Feh, I say. Jacobson and his partners didn’t give up so easily, and neither did their patient. Life is worth fighting for. On further exploration they learned that while the man did, in fact, begin spending more time with his kids, he spent most of that time lost in thoughts about how difficult his life was. In other words, while he was with his kids, he wasn’t with his kids, if you’ll pardon the 1970s tinge. Once the shrinks showed the man new ways to respond to old thoughts, he began to engage more fully with his children and his depression began to lift. He transferred those skills to other areas of his life and his mood improved greatly.
Action before mood, JT. It takes hard work from both patient and psychologist, but there are no ugly side effects and the skills can last a lifetime. When it came to treating depression, Grandpa had the wisdom if not the finesse.
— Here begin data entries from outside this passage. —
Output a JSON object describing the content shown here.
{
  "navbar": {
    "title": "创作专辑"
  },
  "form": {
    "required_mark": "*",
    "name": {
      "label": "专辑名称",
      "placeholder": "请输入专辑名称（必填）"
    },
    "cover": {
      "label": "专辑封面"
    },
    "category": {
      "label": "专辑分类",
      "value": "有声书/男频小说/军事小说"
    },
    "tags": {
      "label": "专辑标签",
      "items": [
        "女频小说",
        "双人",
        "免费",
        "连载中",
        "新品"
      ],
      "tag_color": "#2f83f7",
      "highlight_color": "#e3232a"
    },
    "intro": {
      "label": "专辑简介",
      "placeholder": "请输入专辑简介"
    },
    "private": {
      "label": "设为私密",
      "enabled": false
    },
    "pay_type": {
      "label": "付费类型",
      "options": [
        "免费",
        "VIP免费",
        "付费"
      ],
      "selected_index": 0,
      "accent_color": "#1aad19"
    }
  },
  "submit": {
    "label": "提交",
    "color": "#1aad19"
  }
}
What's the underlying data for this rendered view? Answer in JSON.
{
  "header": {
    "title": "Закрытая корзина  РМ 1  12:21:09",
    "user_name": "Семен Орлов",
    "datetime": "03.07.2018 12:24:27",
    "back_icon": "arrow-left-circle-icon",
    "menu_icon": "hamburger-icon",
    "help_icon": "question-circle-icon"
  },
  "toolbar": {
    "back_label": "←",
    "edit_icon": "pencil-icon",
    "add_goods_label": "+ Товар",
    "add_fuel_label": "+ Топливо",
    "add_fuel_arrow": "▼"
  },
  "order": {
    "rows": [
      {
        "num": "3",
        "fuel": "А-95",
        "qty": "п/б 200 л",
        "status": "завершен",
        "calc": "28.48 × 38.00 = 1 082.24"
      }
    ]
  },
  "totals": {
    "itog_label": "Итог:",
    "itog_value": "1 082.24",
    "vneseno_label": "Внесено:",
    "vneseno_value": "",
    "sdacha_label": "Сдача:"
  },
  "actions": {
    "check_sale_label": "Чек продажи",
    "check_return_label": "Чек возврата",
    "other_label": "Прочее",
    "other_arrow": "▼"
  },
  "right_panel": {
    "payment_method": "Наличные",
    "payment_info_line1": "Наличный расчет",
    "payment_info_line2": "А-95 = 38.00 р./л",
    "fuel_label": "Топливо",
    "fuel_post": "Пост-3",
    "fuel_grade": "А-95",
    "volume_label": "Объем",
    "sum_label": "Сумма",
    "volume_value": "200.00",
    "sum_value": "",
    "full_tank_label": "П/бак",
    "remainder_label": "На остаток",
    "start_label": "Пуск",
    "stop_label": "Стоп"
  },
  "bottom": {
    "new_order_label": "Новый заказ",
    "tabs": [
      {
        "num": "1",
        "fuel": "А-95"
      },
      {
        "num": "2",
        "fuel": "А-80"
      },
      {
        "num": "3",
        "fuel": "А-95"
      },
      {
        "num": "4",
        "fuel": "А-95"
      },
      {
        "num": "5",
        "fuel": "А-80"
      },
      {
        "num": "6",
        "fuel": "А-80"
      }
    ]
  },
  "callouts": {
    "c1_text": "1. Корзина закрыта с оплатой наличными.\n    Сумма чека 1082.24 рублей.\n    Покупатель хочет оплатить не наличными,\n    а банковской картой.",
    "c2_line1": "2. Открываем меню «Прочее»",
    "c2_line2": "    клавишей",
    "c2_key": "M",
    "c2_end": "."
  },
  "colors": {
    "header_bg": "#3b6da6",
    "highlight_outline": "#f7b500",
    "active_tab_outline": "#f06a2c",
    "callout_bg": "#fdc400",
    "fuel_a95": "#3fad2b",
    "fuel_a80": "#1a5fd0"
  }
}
Dimidjian, S., Hollon, S.D., Dobson, K.S., Schmaling, K.B., Kohlenber, R.J., et al., (2006). Randomized trial of behavioral activation, cognitive therapy, and antidepressant medication in the acute treatment of adults with major depression. Journal of Consulting and Clinical Psychology, 74(4), 658-670.
Jacobson, N.S., Martell, C.R., & Dimidjian, S. (2001). Behavioral activation treatment for depression: Returning to contextual roots. Clinical Psychology: Science and Practice, 8(3), 255-270.
LeJuez, C.W., Hopko, D.R., & Hopko, S.D. (2001). A brief behavioral activation treatment for depression. Behavior Modification, 25(2), 255-286.